Ketika di dalam penjara, Muder Clara Pfänder sering mengunjungi Uskup Kondrat Martin. Mereka juga berdiskusi tentang nasib para suster FCJM dalam selama masa Kulturkampf tersebut. Meskipun dalam keadaan sangat sulit, banyak para pemudi tertarik menjadi FCJM. Mereka ingin menjadi suster FCJM yang ikut serta melayani kaum miskin dan hina dina. Beberapa karya FCJM yang ada di Jerman dan di luar negara Jerman sangat membutuhkan tenaga para suster. Oleh karena itu, beberapa kali Uskup Kondrat Martin dan Muder Clara Pfänder melakukan penjubahan kepada para Novis dan juga pengikraran kaul secara diam-diam. Beberapa lama kemudian, hal tersebut akhirnya diketahui oleh pemerintah sipil, maka Uskup Kondrat Martin dituduh melanggar undang-undang pemerintah Jerman dan tidak dapat datang lagi ke biara FCJM karena rumah induk diawasi sangat ketat.

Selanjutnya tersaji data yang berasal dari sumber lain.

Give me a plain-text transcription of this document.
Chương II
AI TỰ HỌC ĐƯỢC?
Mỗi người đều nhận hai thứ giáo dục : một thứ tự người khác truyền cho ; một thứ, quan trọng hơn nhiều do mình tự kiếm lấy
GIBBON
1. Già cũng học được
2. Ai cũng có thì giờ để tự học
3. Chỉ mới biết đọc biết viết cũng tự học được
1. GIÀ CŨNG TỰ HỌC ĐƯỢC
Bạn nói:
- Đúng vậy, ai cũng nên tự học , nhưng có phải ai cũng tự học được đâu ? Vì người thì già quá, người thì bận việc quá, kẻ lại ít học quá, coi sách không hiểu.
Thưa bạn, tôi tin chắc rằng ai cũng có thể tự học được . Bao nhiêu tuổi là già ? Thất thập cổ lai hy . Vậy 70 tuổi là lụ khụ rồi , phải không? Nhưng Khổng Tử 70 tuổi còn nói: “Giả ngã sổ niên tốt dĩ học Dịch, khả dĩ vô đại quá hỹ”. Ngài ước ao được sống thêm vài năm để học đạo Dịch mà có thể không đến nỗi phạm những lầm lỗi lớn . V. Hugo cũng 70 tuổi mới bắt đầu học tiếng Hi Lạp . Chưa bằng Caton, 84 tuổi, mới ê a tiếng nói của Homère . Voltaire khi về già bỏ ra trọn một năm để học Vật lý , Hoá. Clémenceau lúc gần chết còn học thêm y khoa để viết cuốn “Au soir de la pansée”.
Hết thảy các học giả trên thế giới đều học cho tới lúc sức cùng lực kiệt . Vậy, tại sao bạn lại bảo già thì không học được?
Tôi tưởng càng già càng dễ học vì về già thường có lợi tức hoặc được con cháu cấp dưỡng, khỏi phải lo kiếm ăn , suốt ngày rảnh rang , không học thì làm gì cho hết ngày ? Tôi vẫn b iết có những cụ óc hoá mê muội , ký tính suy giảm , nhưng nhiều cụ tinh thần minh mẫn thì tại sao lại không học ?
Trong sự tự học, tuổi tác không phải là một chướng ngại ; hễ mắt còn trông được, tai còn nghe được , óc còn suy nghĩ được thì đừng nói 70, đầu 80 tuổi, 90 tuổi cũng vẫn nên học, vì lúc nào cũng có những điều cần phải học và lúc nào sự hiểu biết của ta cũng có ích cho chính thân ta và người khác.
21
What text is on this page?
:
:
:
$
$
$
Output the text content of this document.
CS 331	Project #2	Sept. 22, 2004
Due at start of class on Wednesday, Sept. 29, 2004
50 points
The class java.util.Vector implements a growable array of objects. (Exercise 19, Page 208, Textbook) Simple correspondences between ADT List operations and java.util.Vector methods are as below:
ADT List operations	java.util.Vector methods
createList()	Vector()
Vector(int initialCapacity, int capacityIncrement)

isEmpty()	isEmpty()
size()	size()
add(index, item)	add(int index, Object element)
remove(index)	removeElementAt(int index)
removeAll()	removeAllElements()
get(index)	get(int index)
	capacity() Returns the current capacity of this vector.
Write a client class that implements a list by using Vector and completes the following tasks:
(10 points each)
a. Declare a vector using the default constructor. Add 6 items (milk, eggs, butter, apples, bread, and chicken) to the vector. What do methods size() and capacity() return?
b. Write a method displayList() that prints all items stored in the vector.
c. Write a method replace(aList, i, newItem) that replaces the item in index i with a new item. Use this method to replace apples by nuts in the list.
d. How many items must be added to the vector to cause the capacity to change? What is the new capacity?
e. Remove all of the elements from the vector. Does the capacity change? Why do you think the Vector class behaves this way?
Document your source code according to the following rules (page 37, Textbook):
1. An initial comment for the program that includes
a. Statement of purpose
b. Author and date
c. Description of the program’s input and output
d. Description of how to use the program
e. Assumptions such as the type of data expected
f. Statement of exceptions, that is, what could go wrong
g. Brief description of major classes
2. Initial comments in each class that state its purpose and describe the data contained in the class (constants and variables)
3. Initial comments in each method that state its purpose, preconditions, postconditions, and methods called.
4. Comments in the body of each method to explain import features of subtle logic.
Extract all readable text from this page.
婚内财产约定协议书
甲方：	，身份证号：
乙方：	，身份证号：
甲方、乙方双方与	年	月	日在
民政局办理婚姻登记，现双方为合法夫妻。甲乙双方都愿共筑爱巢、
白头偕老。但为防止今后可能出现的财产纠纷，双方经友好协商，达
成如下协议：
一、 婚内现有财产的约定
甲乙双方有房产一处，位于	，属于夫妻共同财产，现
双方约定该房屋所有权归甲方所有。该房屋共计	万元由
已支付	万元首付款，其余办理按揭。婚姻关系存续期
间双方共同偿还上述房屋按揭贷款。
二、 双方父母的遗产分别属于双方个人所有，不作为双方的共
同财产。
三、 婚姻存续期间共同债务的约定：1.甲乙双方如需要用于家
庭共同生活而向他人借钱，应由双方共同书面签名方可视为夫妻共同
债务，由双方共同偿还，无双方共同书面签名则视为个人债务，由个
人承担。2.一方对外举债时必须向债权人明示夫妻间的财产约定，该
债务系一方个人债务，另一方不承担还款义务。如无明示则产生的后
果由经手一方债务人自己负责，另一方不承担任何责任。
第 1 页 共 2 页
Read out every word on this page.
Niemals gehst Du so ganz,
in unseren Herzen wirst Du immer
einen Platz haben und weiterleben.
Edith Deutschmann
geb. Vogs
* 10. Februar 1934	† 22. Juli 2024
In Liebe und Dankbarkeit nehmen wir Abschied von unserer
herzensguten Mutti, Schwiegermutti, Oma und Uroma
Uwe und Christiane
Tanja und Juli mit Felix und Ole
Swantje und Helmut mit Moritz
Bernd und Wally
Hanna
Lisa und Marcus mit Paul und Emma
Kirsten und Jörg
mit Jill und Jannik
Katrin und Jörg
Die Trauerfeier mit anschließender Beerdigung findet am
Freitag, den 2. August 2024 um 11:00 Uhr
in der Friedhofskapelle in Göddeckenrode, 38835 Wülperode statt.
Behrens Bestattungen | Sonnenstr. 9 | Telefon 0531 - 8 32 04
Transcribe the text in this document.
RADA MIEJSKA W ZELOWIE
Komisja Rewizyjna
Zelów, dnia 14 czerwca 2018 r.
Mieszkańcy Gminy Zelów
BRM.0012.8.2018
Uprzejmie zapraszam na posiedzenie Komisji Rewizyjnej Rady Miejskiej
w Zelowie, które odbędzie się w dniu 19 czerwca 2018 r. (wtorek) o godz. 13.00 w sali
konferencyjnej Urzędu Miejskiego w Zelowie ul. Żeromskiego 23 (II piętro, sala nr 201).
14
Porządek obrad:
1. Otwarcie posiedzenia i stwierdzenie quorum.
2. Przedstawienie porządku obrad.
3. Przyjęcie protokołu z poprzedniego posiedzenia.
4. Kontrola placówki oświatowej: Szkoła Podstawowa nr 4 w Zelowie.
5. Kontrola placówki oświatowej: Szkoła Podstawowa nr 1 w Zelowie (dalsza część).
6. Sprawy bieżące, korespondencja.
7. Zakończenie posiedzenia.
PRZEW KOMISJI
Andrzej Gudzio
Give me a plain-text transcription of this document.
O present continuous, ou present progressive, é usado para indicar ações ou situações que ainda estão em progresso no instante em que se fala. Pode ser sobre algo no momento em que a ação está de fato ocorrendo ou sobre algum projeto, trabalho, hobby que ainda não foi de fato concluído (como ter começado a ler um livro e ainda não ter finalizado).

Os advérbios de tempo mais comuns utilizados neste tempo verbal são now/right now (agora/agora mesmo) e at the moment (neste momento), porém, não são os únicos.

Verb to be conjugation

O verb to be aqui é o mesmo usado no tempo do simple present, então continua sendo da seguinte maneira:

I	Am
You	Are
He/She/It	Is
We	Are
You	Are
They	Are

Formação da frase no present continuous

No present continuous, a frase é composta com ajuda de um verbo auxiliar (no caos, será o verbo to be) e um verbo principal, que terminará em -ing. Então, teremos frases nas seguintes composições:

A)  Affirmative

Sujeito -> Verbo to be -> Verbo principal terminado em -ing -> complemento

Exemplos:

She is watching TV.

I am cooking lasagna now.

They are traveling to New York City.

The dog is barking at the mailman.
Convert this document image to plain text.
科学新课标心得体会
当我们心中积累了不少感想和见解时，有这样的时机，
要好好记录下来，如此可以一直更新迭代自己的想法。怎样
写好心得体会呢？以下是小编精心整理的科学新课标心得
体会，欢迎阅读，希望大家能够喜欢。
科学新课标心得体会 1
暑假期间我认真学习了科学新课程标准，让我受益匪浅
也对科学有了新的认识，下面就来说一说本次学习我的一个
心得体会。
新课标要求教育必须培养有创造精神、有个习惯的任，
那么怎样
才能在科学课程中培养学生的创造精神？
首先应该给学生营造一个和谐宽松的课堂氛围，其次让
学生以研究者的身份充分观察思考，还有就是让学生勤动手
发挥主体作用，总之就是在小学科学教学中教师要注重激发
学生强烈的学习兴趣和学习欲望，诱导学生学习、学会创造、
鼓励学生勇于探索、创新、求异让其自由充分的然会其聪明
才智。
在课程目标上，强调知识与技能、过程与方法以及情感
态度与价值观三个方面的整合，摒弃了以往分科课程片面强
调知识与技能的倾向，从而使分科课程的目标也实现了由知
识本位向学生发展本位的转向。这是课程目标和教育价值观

Muder Clara Pfänder sering mengunjungi Uskup Kondrat Martin selama di penjara, sehingga mereka berunding tentang kelanjutan upacara penerimaan postulan, penjubahan kepada calon Novis dan pengikraran kaul. Uskup Kondrat Martin memberikan kuasa atau otoritas rahasia kepada Muder Clara Pfänder untuk menerima postulan, Novis dan pengikraran kaul. Uskup memberikan surat kuasa kepada Muder Clara karena jabatan Uskup diberikan oleh Gereja bukan pemerintah Jerman, sehingga dia tetap menjadi Uskup sampai mati, walaupun dipenjara oleh pemerintah negara Jerman. Uskup Kondrat Martin meninggal dunia pada 16 Juli 1879. Kebutuhan akan tenaga para suster semakin mendesak, padahal kondisi Jerman masih bahaya karena Kulturkampf. Oleh karena itu, dalam keadaan genting tersebut Muder Clara berdoa terus menerus di hadapan Sakramen Yang Mahakudus. Dalam keadaan khusyuk berdoa, di bertanya dalam dirinya, Apakah sudah saatnya “mempergunakan surat kuasa rahasia yang diberikan oleh Uskup Kondrat Martin.’
Muder Clara Pfänder akhirnya memutuskan untuk menggunakan otoritas rahasia tersebut yakni menerima postulan, novis, dan suster junior. Beberapa suster lainnya kurang setuju dengan sikap Muder Clara dan mereka melarang keras agar tidak mengulanginya lagi. Muder Clara hanya menjawab “ Masa yang luar biasa menuntut juga tindakan yang luar biasa.” Superior Klein segera tahu akan tindakan Muder Clara. Dia memakai haknya selaku superior yang diberikan Uskup kepadanya. Dia juga diam-diam memberikan jubah biara kepada para postulan, penjubahan novis, dan pengikraran kaul. Lama kelamaan, pemerintah melakukan penyelidikan akan jumlah suster dan ditemukan banyak suster yang tidak terdaftar di Prusia. Muder Clara sangat menderita dengan tuduhan Superior Klein. Superior memerintahkan agar suster-suster pergi ke luar negeri karena negara tidak membutuhkan Suster. Muder Clara dituduh sebagai seorang suster yang tidak taat kepada Gereja.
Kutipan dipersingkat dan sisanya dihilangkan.